Parametric tests of assumptions may themselves have assumptions, which is why judicious combinations of varied tests are called upon to ensure their overall error probabilities. Order matters: Tests of the distribution, e.g., Normal, Binomial, or Poisson, assume IID, so one doesn’t start there. The inference in the case of an M-S test of assumptions is not a statistical inference to a generalization: It’s explaining given data, as with explaining a “known effect,” only keeping to the statistical categories of distribution, independence/dependence, and homogeneity/heterogeneity (Section 4.6). Rosenkrantz’s concerns pertain to the kind of pejorative hunting for variables to include in a substantive model. That’s always kept distinct from the task of M-S testing, including respecifying.
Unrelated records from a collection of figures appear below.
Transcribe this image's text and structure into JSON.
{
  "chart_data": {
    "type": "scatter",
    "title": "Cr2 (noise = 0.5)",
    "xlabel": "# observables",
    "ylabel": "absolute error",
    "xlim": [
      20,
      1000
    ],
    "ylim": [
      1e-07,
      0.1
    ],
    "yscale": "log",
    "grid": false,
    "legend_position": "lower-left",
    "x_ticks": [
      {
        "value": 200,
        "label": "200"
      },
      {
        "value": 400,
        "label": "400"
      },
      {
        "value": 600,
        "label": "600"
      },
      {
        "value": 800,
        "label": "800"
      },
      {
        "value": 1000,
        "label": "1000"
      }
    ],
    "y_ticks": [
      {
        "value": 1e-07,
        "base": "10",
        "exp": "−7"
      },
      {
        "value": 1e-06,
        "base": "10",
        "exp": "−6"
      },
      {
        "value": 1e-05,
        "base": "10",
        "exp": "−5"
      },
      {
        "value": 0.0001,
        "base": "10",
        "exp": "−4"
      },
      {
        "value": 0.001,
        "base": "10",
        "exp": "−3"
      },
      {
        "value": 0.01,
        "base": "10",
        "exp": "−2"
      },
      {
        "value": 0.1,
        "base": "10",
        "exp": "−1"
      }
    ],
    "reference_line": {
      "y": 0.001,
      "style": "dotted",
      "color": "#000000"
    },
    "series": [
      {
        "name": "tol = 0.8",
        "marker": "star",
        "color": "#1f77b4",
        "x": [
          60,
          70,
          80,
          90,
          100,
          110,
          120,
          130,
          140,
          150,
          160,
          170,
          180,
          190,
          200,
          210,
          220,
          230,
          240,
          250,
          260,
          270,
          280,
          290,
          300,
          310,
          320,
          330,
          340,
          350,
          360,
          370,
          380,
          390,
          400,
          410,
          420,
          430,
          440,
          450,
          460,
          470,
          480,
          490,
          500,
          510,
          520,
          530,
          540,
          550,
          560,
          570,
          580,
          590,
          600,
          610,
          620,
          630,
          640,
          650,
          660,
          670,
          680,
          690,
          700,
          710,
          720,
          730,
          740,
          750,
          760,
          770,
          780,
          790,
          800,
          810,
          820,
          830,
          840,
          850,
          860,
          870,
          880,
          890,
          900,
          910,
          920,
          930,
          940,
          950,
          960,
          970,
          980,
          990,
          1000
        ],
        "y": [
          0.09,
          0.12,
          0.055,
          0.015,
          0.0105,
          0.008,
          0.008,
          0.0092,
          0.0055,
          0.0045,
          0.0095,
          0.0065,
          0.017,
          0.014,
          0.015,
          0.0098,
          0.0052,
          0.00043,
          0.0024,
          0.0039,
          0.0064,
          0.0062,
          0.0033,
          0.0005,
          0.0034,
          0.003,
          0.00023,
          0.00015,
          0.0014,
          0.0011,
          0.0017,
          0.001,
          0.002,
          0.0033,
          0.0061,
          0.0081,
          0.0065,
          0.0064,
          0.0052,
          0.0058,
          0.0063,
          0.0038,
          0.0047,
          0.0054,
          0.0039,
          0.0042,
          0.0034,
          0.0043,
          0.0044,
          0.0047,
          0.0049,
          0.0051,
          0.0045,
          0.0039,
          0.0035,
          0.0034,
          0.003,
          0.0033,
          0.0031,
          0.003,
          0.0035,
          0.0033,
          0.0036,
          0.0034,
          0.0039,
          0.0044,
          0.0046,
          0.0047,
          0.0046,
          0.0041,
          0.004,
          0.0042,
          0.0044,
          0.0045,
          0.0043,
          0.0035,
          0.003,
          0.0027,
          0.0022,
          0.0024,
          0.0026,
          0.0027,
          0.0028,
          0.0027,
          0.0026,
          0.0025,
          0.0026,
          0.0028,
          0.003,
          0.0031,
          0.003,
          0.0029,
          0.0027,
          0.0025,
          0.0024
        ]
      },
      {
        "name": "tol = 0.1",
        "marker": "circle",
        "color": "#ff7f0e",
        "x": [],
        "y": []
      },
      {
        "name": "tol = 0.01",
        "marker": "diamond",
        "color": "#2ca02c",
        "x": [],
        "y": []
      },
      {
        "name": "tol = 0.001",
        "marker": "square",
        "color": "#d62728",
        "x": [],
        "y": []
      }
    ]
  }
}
Our argument for a respecified model is a convergent argument: questionable conjectures along the way don’t bring down the tower (section 1.2). Instead, problems ramify so that the specification finally deemed adequate has been sufficiently severely tested for the task at hand. The trends and perhaps the lags that are required to render the statistical model adequate generally cry out for a substantive explanation. It may well be that different statistical models are adequate for probing different questions.Footnote 5 Violated assumptions are responsible for a good deal of non-replication, and yet it has gone largely unattended in current replication research.
Take-away of Excursion 4.
For a severe tester, a crucial part of a statistical method’s objectivity (Tour I) is registering how test specifications such as sample size (Tour II) and biasing selection effects (Tour III) alter its error-probing capacities. Testing assumptions (Tour IV) is also crucial to auditing. If a probabilist measure such as a Bayes factor is taken as a gold standard for critiquing error statistical tests, significance levels and other error probabilities appear to overstate evidence – at least on certain choices of priors. From the perspective of the severe tester, it can be just the reverse. Preregistered reports are promoted to advance replication by blocking selective reporting. Thus there is a tension between preregistration and probabilist accounts that downplay error probabilities, that declare them only relevant for long runs, or tantamount to considering hidden intentions. Moreover, in the interest of promoting Bayes factors, researchers who most deserve censure are thrown a handy life preserver. Violating the LP, using the sampling distribution for inferences with the data at hand, and the importance of error probabilities form an interconnected web of severe testing. They are necessary for every one of the requirements for objectivity.